In qualification, competitors race in pairs in Lane A and Lane B, however, they are not racing against each other, but against the clock. Each competitor during qualification races twice — once in each Lane — and the eight fastest competitors, using their best time, reach the finals. In the finals, competitors race against each other in elimination rounds, with the winner, regardless of time, advancing until the ultimate winner is decided.
The most important competition climbing events are administered by the International Federation of Sport Climbing (IFSC):
- IFSC Climbing World Championships, a biennial event (i.e every two years), for male and female rock climbers with medals awarded in the four disciplines of lead climbing, bouldering, speed climbing, and combined (from the first three).
- IFSC Climbing World Cup, an annual competition, spread over several individual events held during the year, for male and female rock climbers with medals awarded in the four disciplines of lead climbing, bouldering, speed climbing, and combined (from the first three).
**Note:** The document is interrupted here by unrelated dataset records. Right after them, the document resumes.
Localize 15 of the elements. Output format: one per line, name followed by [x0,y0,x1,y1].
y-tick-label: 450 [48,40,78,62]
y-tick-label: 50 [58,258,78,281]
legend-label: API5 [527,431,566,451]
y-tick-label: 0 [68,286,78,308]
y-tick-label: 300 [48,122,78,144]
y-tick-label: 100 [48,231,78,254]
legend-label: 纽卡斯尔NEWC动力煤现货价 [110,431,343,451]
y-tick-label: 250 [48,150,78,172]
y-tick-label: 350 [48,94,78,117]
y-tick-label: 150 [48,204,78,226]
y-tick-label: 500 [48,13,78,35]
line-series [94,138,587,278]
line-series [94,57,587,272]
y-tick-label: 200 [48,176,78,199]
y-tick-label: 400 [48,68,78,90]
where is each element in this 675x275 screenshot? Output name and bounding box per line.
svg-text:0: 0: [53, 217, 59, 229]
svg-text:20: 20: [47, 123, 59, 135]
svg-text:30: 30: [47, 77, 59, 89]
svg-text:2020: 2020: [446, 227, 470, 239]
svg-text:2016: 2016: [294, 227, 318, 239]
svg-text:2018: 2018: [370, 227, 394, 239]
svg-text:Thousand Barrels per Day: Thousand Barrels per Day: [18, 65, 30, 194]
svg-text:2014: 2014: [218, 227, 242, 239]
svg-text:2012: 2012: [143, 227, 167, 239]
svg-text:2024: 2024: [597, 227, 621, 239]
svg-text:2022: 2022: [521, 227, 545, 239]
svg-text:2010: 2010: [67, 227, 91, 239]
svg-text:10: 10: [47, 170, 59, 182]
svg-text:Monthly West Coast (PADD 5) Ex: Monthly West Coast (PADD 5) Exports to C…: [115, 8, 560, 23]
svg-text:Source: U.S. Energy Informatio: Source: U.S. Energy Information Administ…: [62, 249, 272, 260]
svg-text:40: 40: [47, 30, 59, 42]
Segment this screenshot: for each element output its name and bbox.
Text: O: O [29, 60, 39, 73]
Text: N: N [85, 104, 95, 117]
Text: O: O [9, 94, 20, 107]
In August 2016, it was announced that climbing would be included for the first time in the 2020 Olympics. At the 2020 Olympics, competition climbers competed in a unique once-off combined format, where their lead, bouldering, and speed climbing rankings were added to determine a single medal event. The 2020 winners of this single combined format were Alberto Ginés López for men, and Janja Garnbret for women.
For the 2024 Olympics, the format is changed to be closer to the IFSC-format with speed climbing separated into a standalone event, although lead climbing and bouldering are still a combined event (i.e. unlke the IFSC-format, there will not be standalone lead and bouldering medal events).